CHINA PLANS TO BAN PETROL AND DIESEL CARS
China is the world's biggest car market, and it is planning to ban the production and sale of petrol and diesel cars and vans.
China's vice minister of industry has said it had started "relevant research", but had not yet decided when the ban would be implemented.
"Those measures will certainly bring profound changes for our car industry's development," said Xin Guobin to Xinhua, China's official news agency.
Both France and the UK have already announced plans to ban new diesel and petrol cars by 2040 as an effort to reduce pollution and carbon emissions. Now, Chinese-owned carmaker Volvo says that all its new car models will contain an electric motor from 2019.

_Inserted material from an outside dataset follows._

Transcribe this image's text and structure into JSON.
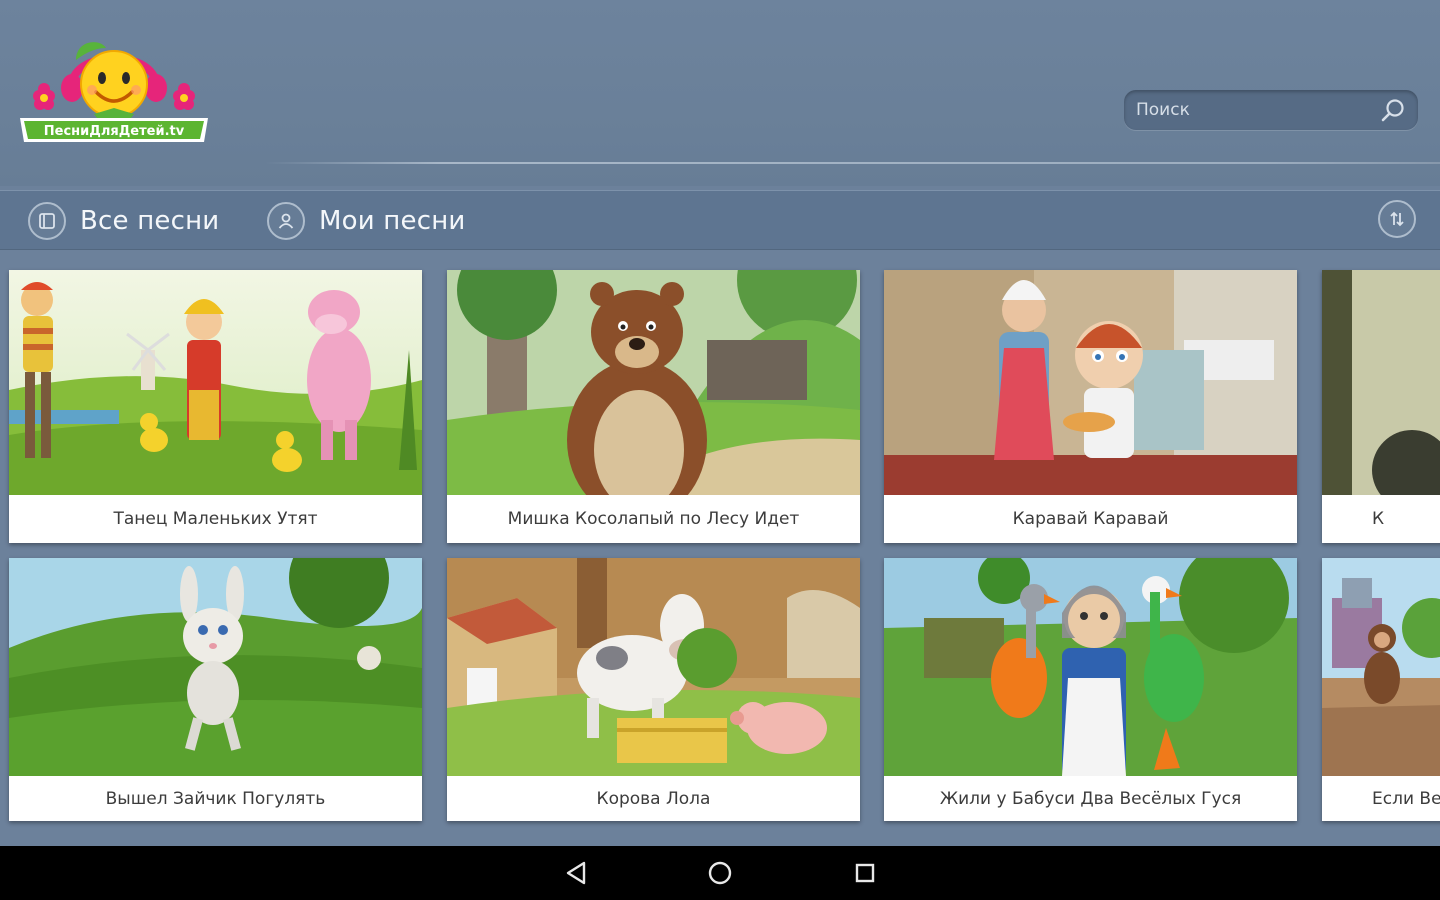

Volvo's Chinese owner, Geely, aims to sell on million electric vehicles by 2025.
Other global firms working to develop electric cars in China include Renault-Nissan, Ford and General Motors. Automakers are jostling for a slice of the growing Chinese market before the introduction of new rules made to fight pollution.
China is aiming for electric battery cars and plug-in hybrids to account for at least one-fifth of its car sales by 2025.
These proposals will require 8% of automakers' sales to be battery electric or plug-in hybrids by 2018 – rising to 12% by 2020.
Xin has predicted that the change will create "turbulent times" in the industry. In addition. the shift will also have a knock-on effect on oil demand in China. The country is currently the world's second-largest oil consumer after the US.